Creating a tuple group

The Groups page allows you to create 7-tuple groups. A tuple group allows multiple attributes to be combined together to form a single composite group member. Tuples can help simplify specifying conditions for reporting and policy rules.

Before you begin

By default, you must be assigned the Administrator role to be able to manage groups.
Important: If you have policy rules that use groups as rule conditions, modifying the groups by adding or removing members will result in reactivation of group members.

To open the Groups page, select Groups in the main menu. Open this menu by clicking the main menu icon (main menu))

Procedure

  1. Click Add group to open the Create a group dialog box.
  2. Name: Enter a name for the group (maximum 255 characters). This name is used to distinguish this group from other groups in Guardium® Insights SaaS.
  3. Type: Choose Connection as the group Type.
  4. Optional: Description: Enter a description for the group. This field accepts a maximum of 1000 characters.
  5. Optional: Set as a parent group that only contains other groups: Select this checkbox if you want to set the group to be a parent group.
    Parent groups: Some groups in Guardium Insights SaaS are parent groups without members of their own. These groups accept only child groups and they become populated when you add or import groups to them.
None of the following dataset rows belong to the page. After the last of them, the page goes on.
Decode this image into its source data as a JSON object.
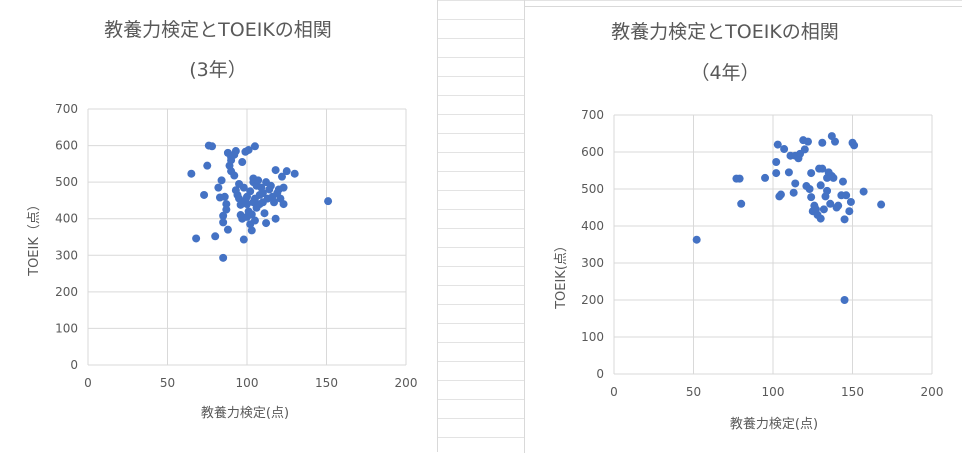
{
  "chart_data": [
    {
      "type": "scatter",
      "title": "教養力検定とTOEIKの相関",
      "subtitle": "(3年）",
      "xlabel": "教養力検定(点)",
      "ylabel": "TOEIK（点）",
      "xlim": [
        0,
        200
      ],
      "ylim": [
        0,
        700
      ],
      "xticks": [
        "0",
        "50",
        "100",
        "150",
        "200"
      ],
      "yticks": [
        "0",
        "100",
        "200",
        "300",
        "400",
        "500",
        "600",
        "700"
      ],
      "grid": true,
      "color": "#4472c4",
      "points": [
        [
          65,
          523
        ],
        [
          68,
          346
        ],
        [
          73,
          465
        ],
        [
          75,
          545
        ],
        [
          76,
          600
        ],
        [
          78,
          598
        ],
        [
          80,
          352
        ],
        [
          82,
          485
        ],
        [
          83,
          458
        ],
        [
          84,
          505
        ],
        [
          85,
          293
        ],
        [
          85,
          408
        ],
        [
          85,
          390
        ],
        [
          86,
          460
        ],
        [
          87,
          440
        ],
        [
          87,
          425
        ],
        [
          88,
          580
        ],
        [
          89,
          545
        ],
        [
          90,
          560
        ],
        [
          90,
          568
        ],
        [
          90,
          530
        ],
        [
          92,
          575
        ],
        [
          92,
          518
        ],
        [
          93,
          585
        ],
        [
          93,
          478
        ],
        [
          94,
          465
        ],
        [
          95,
          455
        ],
        [
          95,
          495
        ],
        [
          96,
          410
        ],
        [
          96,
          438
        ],
        [
          97,
          555
        ],
        [
          97,
          445
        ],
        [
          98,
          485
        ],
        [
          98,
          343
        ],
        [
          99,
          583
        ],
        [
          99,
          450
        ],
        [
          100,
          405
        ],
        [
          100,
          440
        ],
        [
          100,
          460
        ],
        [
          101,
          420
        ],
        [
          101,
          588
        ],
        [
          102,
          475
        ],
        [
          102,
          385
        ],
        [
          103,
          368
        ],
        [
          103,
          412
        ],
        [
          104,
          500
        ],
        [
          104,
          510
        ],
        [
          104,
          445
        ],
        [
          105,
          455
        ],
        [
          105,
          395
        ],
        [
          105,
          598
        ],
        [
          106,
          430
        ],
        [
          106,
          490
        ],
        [
          107,
          505
        ],
        [
          108,
          440
        ],
        [
          108,
          465
        ],
        [
          109,
          485
        ],
        [
          110,
          445
        ],
        [
          110,
          470
        ],
        [
          111,
          415
        ],
        [
          112,
          500
        ],
        [
          112,
          388
        ],
        [
          113,
          455
        ],
        [
          114,
          480
        ],
        [
          115,
          490
        ],
        [
          116,
          460
        ],
        [
          117,
          445
        ],
        [
          118,
          400
        ],
        [
          118,
          533
        ],
        [
          119,
          470
        ],
        [
          120,
          480
        ],
        [
          121,
          455
        ],
        [
          122,
          515
        ],
        [
          123,
          440
        ],
        [
          123,
          485
        ],
        [
          125,
          530
        ],
        [
          130,
          523
        ],
        [
          151,
          448
        ],
        [
          88,
          370
        ],
        [
          97,
          400
        ]
      ]
    },
    {
      "type": "scatter",
      "title": "教養力検定とTOEIKの相関",
      "subtitle": "（4年）",
      "xlabel": "教養力検定(点)",
      "ylabel": "TOEIK(",
      "ylabel2": "点）",
      "xlim": [
        0,
        200
      ],
      "ylim": [
        0,
        700
      ],
      "xticks": [
        "0",
        "50",
        "100",
        "150",
        "200"
      ],
      "yticks": [
        "0",
        "100",
        "200",
        "300",
        "400",
        "500",
        "600",
        "700"
      ],
      "grid": true,
      "color": "#4472c4",
      "points": [
        [
          52,
          363
        ],
        [
          77,
          528
        ],
        [
          79,
          528
        ],
        [
          80,
          460
        ],
        [
          95,
          530
        ],
        [
          102,
          573
        ],
        [
          102,
          543
        ],
        [
          103,
          620
        ],
        [
          104,
          480
        ],
        [
          105,
          485
        ],
        [
          107,
          608
        ],
        [
          110,
          545
        ],
        [
          111,
          590
        ],
        [
          113,
          490
        ],
        [
          114,
          515
        ],
        [
          114,
          590
        ],
        [
          116,
          583
        ],
        [
          117,
          595
        ],
        [
          119,
          632
        ],
        [
          120,
          607
        ],
        [
          121,
          508
        ],
        [
          122,
          628
        ],
        [
          123,
          500
        ],
        [
          124,
          478
        ],
        [
          124,
          543
        ],
        [
          125,
          440
        ],
        [
          126,
          455
        ],
        [
          127,
          445
        ],
        [
          128,
          430
        ],
        [
          129,
          555
        ],
        [
          130,
          420
        ],
        [
          130,
          510
        ],
        [
          131,
          555
        ],
        [
          131,
          625
        ],
        [
          132,
          445
        ],
        [
          133,
          480
        ],
        [
          134,
          495
        ],
        [
          134,
          530
        ],
        [
          135,
          545
        ],
        [
          136,
          460
        ],
        [
          137,
          643
        ],
        [
          137,
          535
        ],
        [
          138,
          530
        ],
        [
          139,
          628
        ],
        [
          140,
          450
        ],
        [
          141,
          455
        ],
        [
          143,
          483
        ],
        [
          144,
          520
        ],
        [
          145,
          200
        ],
        [
          145,
          418
        ],
        [
          146,
          483
        ],
        [
          148,
          440
        ],
        [
          149,
          465
        ],
        [
          150,
          625
        ],
        [
          151,
          618
        ],
        [
          157,
          493
        ],
        [
          168,
          458
        ]
      ]
    }
  ]
}
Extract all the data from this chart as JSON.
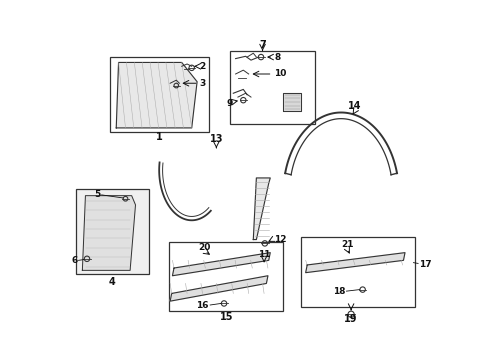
{
  "background_color": "#ffffff",
  "fig_width": 4.89,
  "fig_height": 3.6,
  "dpi": 100,
  "lc": "#333333",
  "bc": "#333333",
  "label_fs": 7,
  "small_fs": 6.5
}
Note these conditions that apply when importing groups that have the same name as existing Guardium Insights SaaS groups:
    • Predefined parent groups: If you import a group from a Guardium central manager that has the same name as a Guardium Insights SaaS predefined group, the imported group will become a child of the predefined group. The name of the imported child group will be the original name of the group, plus the name of the central manager appended to it.
    • User-defined parent groups: If you import a group from a Guardium central manager that has the same name as a Guardium Insights SaaS user-defined group, the imported group will become a new group in Guardium Insights SaaS (the name of the imported child group will be the original name of the group, plus the name of the central manager appended to it).
  6. Click Save.

Results

The new group opens to its details page, where you can add members and import members from a CSV file or LDAP. When adding members, you will need to specify 7 fields: Client IP, Source application, Database user, Server IP, Service name, Operating system user, and Database name.